In LeetCode 141, we detected if a cycle exists. Now in LeetCode 142, we need to find where the cycle begins in a linked list.

This problem uses the same Floyd’s Cycle Detection Algorithm (a.k.a. Tortoise and Hare), but with an extra step to locate the cycle's entry point.

Problem Statement

Given the head of a linked list, return the node where the cycle begins. If there is no cycle, return nil.

You must not modify the linked list.

Example

go

Input: head = [3,2,0,-4], cycle starts at node index 1 (value = 2)
Output: Node with value 2
go

Input: head = [1,2], cycle starts at node index 0 (value = 1)
Output: Node with value 1
go

Input: head = [1], no cycle
Output: nil

Approach

✅ Floyd’s Cycle Detection with Entry Point Detection

1. Detect the Cycle using two pointers (slow and fast).
2. If slow == fast, there is a cycle.
3. Reset one pointer to head.
4. Move both pointers one step at a time.
5. The point where they meet again is the start of the cycle.

💡 Why It Works

Let’s break down why resetting one pointer to the head works:

• Suppose the distance from head to the cycle start is a, the distance from cycle start to meeting point is b, and the remaining cycle length is c.
• When slow and fast meet:
• slow = a + b
• fast = a + b + n(b + c) for some integer n
• Because fast moves twice as fast:
• → 2(a + b) = a + b + n(b + c)
• → a = c + (n - 1)(b + c)
• So if we reset one pointer to head and move both one step at a time, they’ll meet at the start of the cycle.

Go Implementation

go

package main

type ListNode struct {
    Val  int
    Next *ListNode
}

func detectCycle(head *ListNode) *ListNode {
    slow, fast := head, head

    // Step 1: Detect if a cycle exists
    for fast != nil && fast.Next != nil {
        slow = slow.Next
        fast = fast.Next.Next

        if slow == fast {
            // Step 2: Find the entry point
            slow = head
            for slow != fast {
                slow = slow.Next
                fast = fast.Next
            }
            return slow
        }
    }

    return nil
}

Time and Space Complexity

MetricComplexityTime ComplexityO(n)Space ComplexityO(1)

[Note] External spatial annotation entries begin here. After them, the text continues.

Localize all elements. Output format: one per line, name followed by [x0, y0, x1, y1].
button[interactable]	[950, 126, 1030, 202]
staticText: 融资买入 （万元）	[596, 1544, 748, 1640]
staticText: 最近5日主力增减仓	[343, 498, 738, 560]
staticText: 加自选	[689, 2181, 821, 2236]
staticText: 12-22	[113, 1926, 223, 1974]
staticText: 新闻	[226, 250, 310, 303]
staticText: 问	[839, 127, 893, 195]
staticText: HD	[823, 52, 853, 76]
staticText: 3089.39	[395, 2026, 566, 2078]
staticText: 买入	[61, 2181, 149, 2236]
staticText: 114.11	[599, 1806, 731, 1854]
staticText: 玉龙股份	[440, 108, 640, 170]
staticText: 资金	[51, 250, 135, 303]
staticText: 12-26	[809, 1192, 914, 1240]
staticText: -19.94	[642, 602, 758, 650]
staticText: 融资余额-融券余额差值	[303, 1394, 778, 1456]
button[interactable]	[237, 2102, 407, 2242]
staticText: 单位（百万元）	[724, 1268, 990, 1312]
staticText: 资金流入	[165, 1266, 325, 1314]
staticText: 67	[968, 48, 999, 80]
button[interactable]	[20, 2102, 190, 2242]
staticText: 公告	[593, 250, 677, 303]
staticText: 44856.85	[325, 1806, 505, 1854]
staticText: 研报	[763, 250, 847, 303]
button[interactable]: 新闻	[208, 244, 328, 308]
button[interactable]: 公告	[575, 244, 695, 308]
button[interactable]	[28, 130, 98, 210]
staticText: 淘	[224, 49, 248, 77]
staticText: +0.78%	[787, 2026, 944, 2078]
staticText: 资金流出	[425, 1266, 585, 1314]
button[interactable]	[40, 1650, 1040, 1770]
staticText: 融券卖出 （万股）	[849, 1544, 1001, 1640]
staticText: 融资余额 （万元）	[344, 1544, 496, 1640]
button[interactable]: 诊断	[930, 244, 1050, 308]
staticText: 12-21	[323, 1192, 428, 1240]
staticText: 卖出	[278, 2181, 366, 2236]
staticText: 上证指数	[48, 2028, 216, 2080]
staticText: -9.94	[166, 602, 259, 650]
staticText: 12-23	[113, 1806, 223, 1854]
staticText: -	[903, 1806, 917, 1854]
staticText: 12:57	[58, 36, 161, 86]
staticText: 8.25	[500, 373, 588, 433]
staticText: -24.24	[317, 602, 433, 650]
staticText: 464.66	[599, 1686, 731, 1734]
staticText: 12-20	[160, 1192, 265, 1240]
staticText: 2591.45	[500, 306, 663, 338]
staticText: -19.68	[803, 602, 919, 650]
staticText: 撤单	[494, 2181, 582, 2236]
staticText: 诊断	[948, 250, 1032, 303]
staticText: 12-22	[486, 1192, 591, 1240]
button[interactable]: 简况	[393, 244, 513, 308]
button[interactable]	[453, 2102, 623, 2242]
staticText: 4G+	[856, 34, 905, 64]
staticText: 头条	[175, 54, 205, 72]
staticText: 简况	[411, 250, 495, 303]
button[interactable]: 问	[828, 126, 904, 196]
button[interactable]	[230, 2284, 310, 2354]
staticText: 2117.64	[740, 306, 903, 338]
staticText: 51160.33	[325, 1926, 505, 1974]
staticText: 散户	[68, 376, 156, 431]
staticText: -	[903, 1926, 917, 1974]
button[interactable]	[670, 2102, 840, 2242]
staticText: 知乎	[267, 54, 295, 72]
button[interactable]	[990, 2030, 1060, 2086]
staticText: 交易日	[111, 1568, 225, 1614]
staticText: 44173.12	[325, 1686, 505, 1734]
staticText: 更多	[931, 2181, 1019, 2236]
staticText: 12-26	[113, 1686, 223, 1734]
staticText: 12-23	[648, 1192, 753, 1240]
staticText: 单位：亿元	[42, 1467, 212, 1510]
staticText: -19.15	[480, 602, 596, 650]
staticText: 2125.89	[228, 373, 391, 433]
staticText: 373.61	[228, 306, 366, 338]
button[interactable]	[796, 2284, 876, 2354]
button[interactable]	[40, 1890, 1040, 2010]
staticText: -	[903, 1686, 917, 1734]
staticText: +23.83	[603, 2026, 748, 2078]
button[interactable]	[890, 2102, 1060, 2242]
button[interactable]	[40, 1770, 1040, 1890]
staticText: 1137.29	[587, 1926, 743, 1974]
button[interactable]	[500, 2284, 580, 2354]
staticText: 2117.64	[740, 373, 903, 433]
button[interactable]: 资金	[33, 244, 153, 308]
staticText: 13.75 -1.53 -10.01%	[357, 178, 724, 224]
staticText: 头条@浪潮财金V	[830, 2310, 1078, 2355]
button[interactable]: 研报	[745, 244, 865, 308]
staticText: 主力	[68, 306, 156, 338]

No extra memory is used, and each pointer only traverses the list a few times.

Edge Cases

• Empty list → returns nil
• Single node that points to itself → returns that node
• List with no cycle → returns nil

Conclusion

LeetCode 142: Linked List Cycle II takes cycle detection a step further by identifying where the cycle begins. It’s a brilliant demonstration of Floyd's algorithm and pointer manipulation in action.

This is one of the most elegant and interview-favorite problems when it comes to linked lists.